Most species of stingrays live near the ocean floor, but manta rays and other members of the ray family spend most of their time in the open ocean. These fish flap their enlarged triangular pectoral fins to fly through the water and travel long distances.
Most stingrays have short, muscular tails that they use to bend their venomous spines, said Matt Ajemian, a researcher at Florida Atlantic University who studies sharks and rays. However, the Myriobat line has a very different flip side.
“When you pick it up, it's almost like a giant noodle, but it becomes very hard in the water,” said Dr. Ajemian, who was not involved in the new study. “No one really knew what this tail was used for.”
To understand this anatomical feature, Dr. Schaumel and colleague George Roeder took a close look at the tail of the cownose ray, a type of stingray with a sturdy bilobed snout. They dissected the tails of several pickle specimens in the collection of the Harvard University Museum of Comparative Zoology. They also acquired two recently deceased rays. They created three-dimensional micro-CT scans of the tail and cut thin slices to study its tissue structure.
The research team discovered a hole in the hard tissue of the cow ray's tail. 3D scans revealed that these holes are connected to the fish's lateral line canal, a sensory organ found in fish and amphibians. The lateral line runs the entire length of the fish's body and is connected to receptors in the fish's skin to detect the movement of water around it.
In most aquatic vertebrates, the lateral line is most complex near the fish's head and becomes more streamlined as it approaches the tail. But in the cowray, a more complex system ran the length of the tail and branched into pores in the fish's skin.
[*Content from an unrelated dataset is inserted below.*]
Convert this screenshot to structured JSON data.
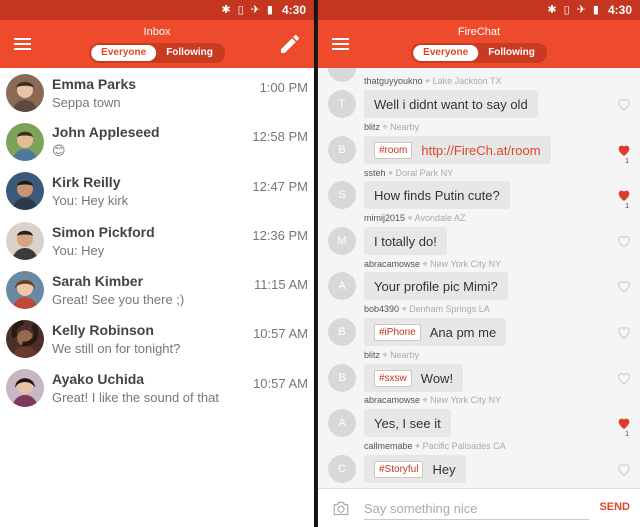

The researchers claim that this network helps the ray's tail to pinpoint stimuli in the water around it. This is especially useful when cownose rays descend to the ocean floor to scavenge burrowing bivalves. Burying their heads in the sand exposes the rays to predators.
A finely tuned antenna protruding from the backside helps the beam detect trouble before it's too late. “When a shark attacks from behind, there's this big water movement that tells the rays it's time to move away,” says Dr Schomell.
Dr. Ajemian agrees that it is plausible that cownose ray tails function as antennae, but this is a bit surprising since his team often encounters rays with damaged or missing tails in the wild. be. “I thought the tail would come off easily,” he says.
Dr. Schaumel believes there is more to the tail than early warning. Her team is analyzing other species, including manta rays, to see if these structures, like kite tails, help these fish stabilize as they swim.